Mitochondriopathies are a diverse group of disorders caused by disruption of typical mitochondrial function. Heterogenous in nature, many of these disorders arise due to variants in genes encoding key mitochondrial proteins involved in transcription and translation of mitochondrial machinery. One such gene, VARS2, encodes a mitochondrial aminoacyl-tRNA synthetase that catalyzes the attachment of valine to its cognate tRNA molecule. Bi-allelic variants in VARS2 have been linked to several forms of mitochondrial encephalopathies or cardiomyoencephalopathies. While associated clinical phenotypes vary, they can include developmental delays, axial hypotonia, limb spasticity, and epilepsy. Here, we describe three additional clinical cases of VARS2-related mitochondriopathy with sequencing-confirmed variants in VARS2 that illustrate the phenotypic variability of this disorder.
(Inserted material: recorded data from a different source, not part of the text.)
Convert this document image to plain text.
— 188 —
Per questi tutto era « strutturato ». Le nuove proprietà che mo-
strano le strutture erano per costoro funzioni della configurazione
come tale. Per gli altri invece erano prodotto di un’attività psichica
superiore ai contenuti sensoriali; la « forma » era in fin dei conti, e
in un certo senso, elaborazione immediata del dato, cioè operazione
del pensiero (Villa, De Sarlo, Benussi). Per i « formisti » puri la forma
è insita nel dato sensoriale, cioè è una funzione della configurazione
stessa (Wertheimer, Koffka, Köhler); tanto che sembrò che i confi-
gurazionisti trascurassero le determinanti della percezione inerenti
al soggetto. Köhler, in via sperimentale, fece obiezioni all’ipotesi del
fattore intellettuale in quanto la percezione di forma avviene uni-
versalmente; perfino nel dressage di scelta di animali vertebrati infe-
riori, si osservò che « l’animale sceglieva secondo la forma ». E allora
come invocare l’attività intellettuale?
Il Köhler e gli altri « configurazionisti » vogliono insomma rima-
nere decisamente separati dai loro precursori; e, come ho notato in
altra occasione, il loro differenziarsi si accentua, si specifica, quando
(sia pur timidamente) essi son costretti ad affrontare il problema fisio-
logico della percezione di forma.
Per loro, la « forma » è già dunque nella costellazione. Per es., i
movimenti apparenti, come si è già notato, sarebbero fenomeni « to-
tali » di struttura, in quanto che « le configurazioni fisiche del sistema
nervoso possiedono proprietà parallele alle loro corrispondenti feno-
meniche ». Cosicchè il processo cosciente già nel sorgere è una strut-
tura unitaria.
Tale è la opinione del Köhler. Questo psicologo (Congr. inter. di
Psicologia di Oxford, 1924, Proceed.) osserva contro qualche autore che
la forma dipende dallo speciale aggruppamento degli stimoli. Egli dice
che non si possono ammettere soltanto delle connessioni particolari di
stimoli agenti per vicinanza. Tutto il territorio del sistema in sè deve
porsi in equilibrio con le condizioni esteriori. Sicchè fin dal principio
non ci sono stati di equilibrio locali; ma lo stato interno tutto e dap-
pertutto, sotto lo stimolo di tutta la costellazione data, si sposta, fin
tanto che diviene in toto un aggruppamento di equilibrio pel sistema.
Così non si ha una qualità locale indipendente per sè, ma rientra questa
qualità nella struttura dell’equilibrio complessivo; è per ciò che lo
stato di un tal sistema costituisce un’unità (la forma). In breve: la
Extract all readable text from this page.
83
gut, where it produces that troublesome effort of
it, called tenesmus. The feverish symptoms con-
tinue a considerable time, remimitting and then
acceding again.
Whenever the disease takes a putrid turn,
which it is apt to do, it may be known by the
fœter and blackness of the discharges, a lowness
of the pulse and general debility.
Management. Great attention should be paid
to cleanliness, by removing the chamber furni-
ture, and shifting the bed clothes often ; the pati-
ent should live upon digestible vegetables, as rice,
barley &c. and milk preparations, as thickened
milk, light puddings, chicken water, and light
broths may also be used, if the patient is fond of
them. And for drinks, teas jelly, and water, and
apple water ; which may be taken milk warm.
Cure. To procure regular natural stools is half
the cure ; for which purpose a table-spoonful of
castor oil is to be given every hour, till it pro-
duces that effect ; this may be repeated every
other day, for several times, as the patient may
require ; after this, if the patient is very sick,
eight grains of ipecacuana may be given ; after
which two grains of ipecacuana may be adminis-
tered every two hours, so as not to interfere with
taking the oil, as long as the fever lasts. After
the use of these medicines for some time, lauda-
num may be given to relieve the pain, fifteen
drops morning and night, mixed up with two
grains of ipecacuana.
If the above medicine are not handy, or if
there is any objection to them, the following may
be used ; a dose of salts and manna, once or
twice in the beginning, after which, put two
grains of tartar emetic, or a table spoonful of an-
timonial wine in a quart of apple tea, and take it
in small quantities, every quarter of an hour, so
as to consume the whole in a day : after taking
These include three novel variants: Lys225Glu, Cys281Tyr, and Leu732Cysfs*29. We further assess the pathogenicity and severity of the effects of the variants underlying these cases in a Xenopus model of disease through assaying both cardiac function and brain size. In addition, we use this model of VARS2 loss of function to assess the therapeutic potential of previously proposed amino acid supplementation. Through this approach, we demonstrate that the beneficial effects of valine supplementation in VARS2 mitochondriopathy may be dependent on residual enzyme activity.